One of the primary decisions to make when working with timed metadata is where to inject it into the workflow. Should you inject it with the source stream at the encoder or camera? Or should you inject it directly into Wowza Streaming Engine? Either method works, but you'll want to ensure that the metadata and video are synchronized as closely as possible.

We recommend injecting the metadata as close as possible to the source—in the source encoder or camera, if possible. When the encoder injects metadata into the source stream, the metadata is associated with the specific video frame being processed at that moment. The source encoder then takes a few seconds to compress and send the stream and the synchronized metadata to Wowza Streaming Engine or Wowza Video. Despite any latency that may occur as the stream travels to the player, the metadata remains as closely aligned as possible with the video frame. That's why it's always best, if possible, to inject the metadata with the source at the encoder.

When you inject AMF metadata directly into a Wowza Streaming Engine stream, the AMF metadata is also associated with the specific video frame being processed at that moment. However, latency has typically occurred between the encoder and Wowza Streaming Engine. As a result, the metadata may be injected before the video frame you want to sync to is processed by Wowza Streaming Engine. This may cause the metadata to appear during playback before the desired video frame.

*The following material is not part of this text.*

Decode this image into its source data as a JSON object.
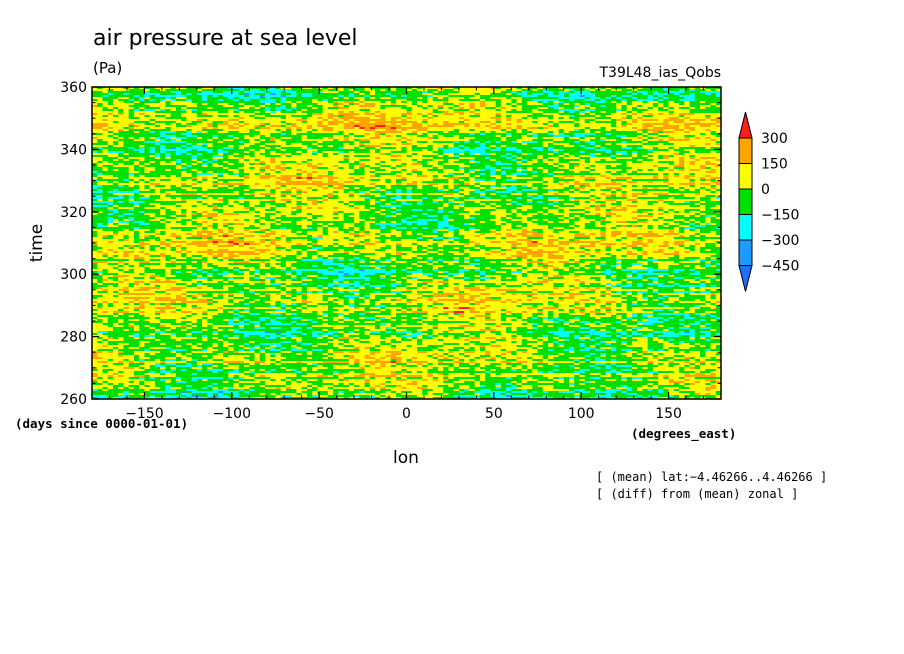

To prevent directly-ingested metadata from getting ahead of the video, either inject the metadata at the source or delay the direct injection into Wowza Streaming Engine: watch RTMP or WOWZ playback of the stream from Wowza Streaming Engine, and initiate the API call to inject the metadata as soon as you see the frame you want to sync to. (There's less latency with RTMP and WOWZ playback, so you can see the desired frame before it appears for HLS playback.)

Workflow limitations

Finally, when implementing timed metadata with live streams using Wowza technologies and services, keep in mind these limitations:

  • Wowza doesn't provide back-channel communications to data servers. Communications between Wowza and servers that store and process the metadata must be developed separately.
  • An AMF-to-ID3 workflow doesn't work with MPEG-TS.